Reviews of World Literacy
World Literacy: How Countries Rank and Why It Matters
5.0 out of 5 stars
A Must Read if You're Interested in Literacy
By Michael Moore VINE VOICE on March 23, 2016
What I liked about this book is that for all its measures and acronyms, it is largely conversational.
The authors realize from the start that they will have to convince us to care about World Literacy and what it might mean.
I must also divulge I am a literacy professor and I teach a course at my university called Global Citizens and my particular theme/emphasis is World Literacy. So, this topic is of interest to me and my job is to make it interesting to my students. I read this with a critical eye because these authors have to make this book interesting to me.
The first chapter focuses on placing literacy in an historical context. What is the value of literacy to a culture or society? The second chapter is in framing the problem of literacy and then establishing its cultural significance. Basically, the authors have to tell us how we can tell which culture or country is more literate than others. To do this the authors define literacy as engaging with printed words or writing. I wish they’d go a bit further in terms of what we do with the texts that we produce or are produced for us to read.

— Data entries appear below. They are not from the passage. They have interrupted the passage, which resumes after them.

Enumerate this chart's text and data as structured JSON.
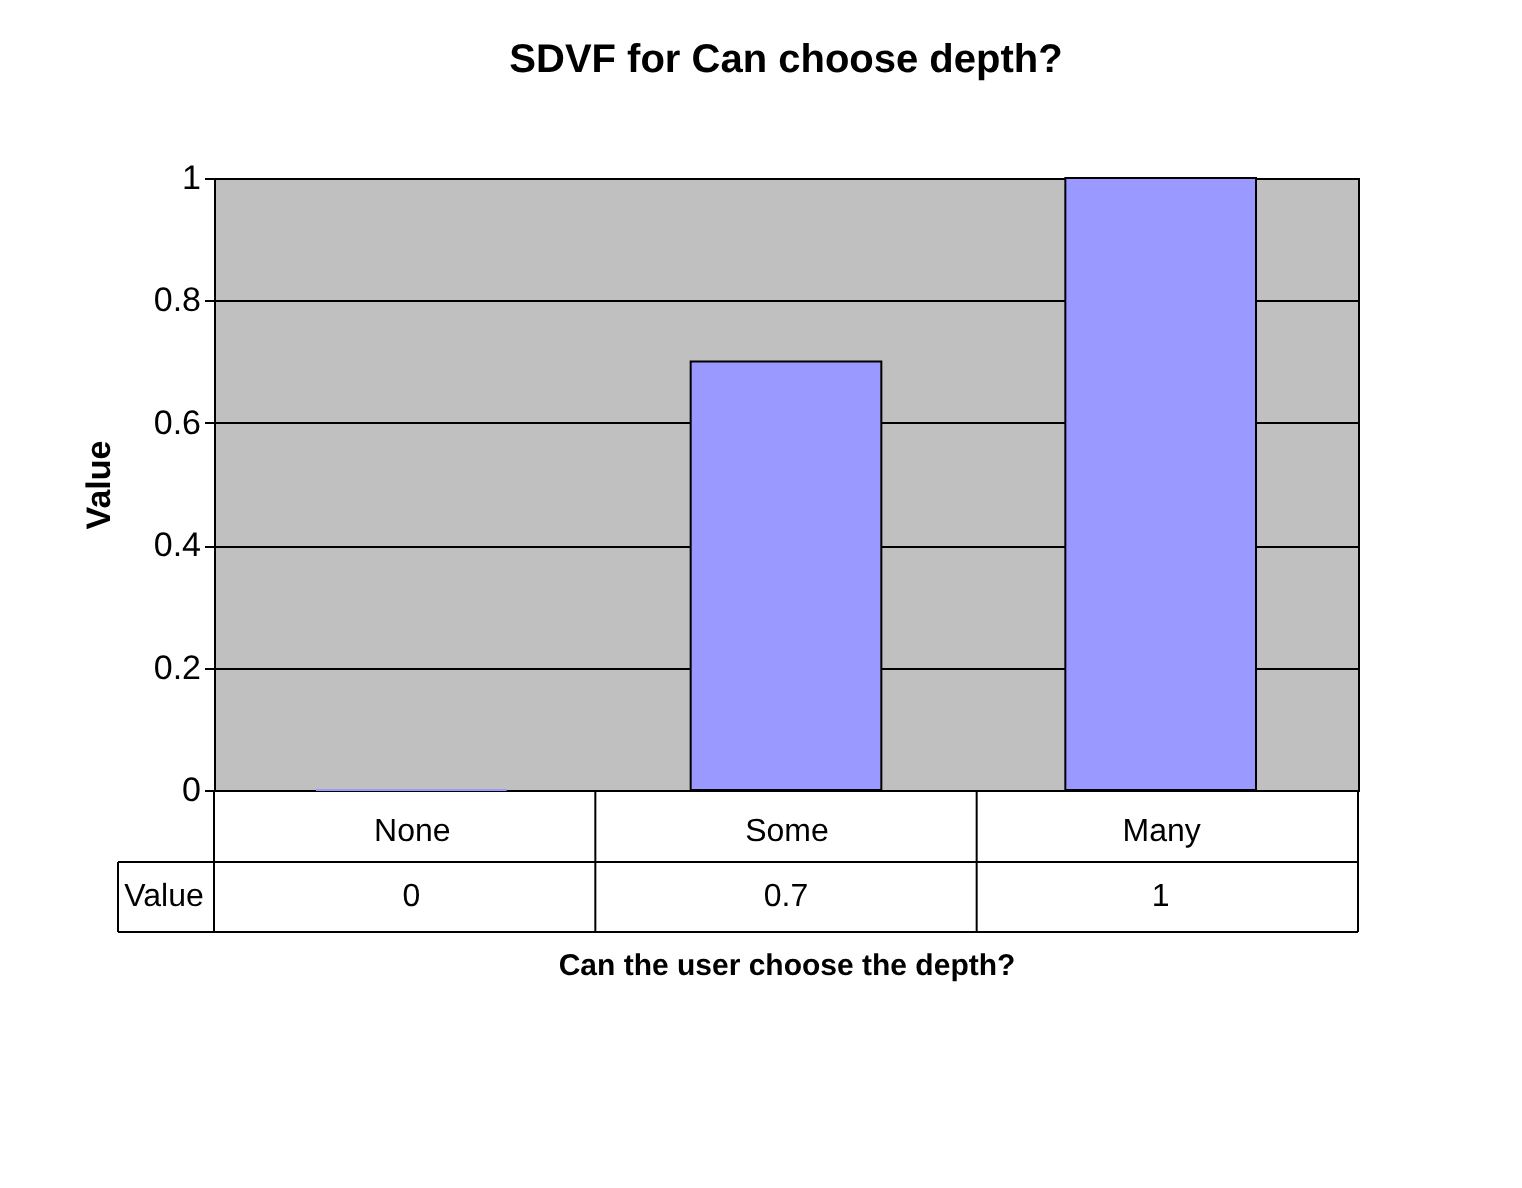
{
  "chart_data": {
    "type": "bar",
    "title": "SDVF for Can choose depth?",
    "xlabel": "Can the user choose the depth?",
    "ylabel": "Value",
    "categories": [
      "None",
      "Some",
      "Many"
    ],
    "series": [
      {
        "name": "Value",
        "color": "#9999ff",
        "values": [
          0,
          0.7,
          1
        ]
      }
    ],
    "ylim": [
      0,
      1
    ],
    "yticks": [
      0,
      0.2,
      0.4,
      0.6,
      0.8,
      1
    ],
    "grid": "y",
    "data_labels": true
  }
}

PIRLS, PISA, AILS are the ways (and there are more) that literacy is measured and how readers and nations are held accountable. The authors do a good job explaining how all these work and how all these are used. Of course the upshot of all these are rankings. The authors explain the rankings and give us the grains of salt with which to take the rankings.
I particularly liked the chapter on elementary schooling. This is my daily battleground so I was keen to see how they presented this and both historically and currently the authors are accurate. The authors choose several countries and explain how these approach elementary schooling. Surprisingly they are more alike than they are different. I found the authors are up to date and prescient.
The authors next examine the middle and secondary schooling or the “it’s too late by now to have a real influence” approach. And largely the authors are correct in that middle and secondary content teachers are far more worried about their content than their poorer students comprehending the content. Test scores dive when kids get to middle school and although there are many speculated reasons for this, no one seems able to overcome this phenomena.
The authors next go back to their narrative and this narrative is about how literate cultures are supported by libraries, newspapers, and bookstores. It’s an interesting chapter to read about what libraries, newspapers and bookstores were like in the past and what they are like now. The authors primarily stay within the context of the United States or United Kingdom. I would like to have seen some other cultures included. Still, they speculate on what all these will be like in the future. I immediately thought of seeing the card catalog of our university library wheeled out some twenty years ago to be discarded on a trash heap. I also speculated on how I obtain my news and books now. My subscriptions are a blend of print and online and I seem not to notice.
Next the authors look at indexes that tell us how much people read for work and pleasure and how these numbers are declining or are unchanged. Then it’s on to economic status and the world order and the future of the knowledge based economy. I’ve always found it interesting that the leading countries in term of PISA results and so on don’t seem to have much change in their GDP, stock exchanges and development. Then, there is the US who outpaces everyone when it comes to yearly patents applied for. You could put most countries applications together (exception China) and still not come close to the number applied for by the US. In spite of rigid schooling, common standards, inflexible testing and so forth, somewhere along the line kids still learn to think outside the box.
It is also clear that the largest companies today are very much technology oriented. I am reminded of Pittsburgh where massive closings of steel mills necessitated a need to reinvent itself as a city and did so by becoming technology driven. Pittsburgh invested in technology (of course, they had a leg up with Carnegie Mellon in town).
I found the book interesting throughout and commend the authors for telling world literacy as a story as opposed to overwhelming us with statistics and scores. Of course, the scores and statistics are in there and many people will want the book for these, but the strength of the book is in its discussion of these.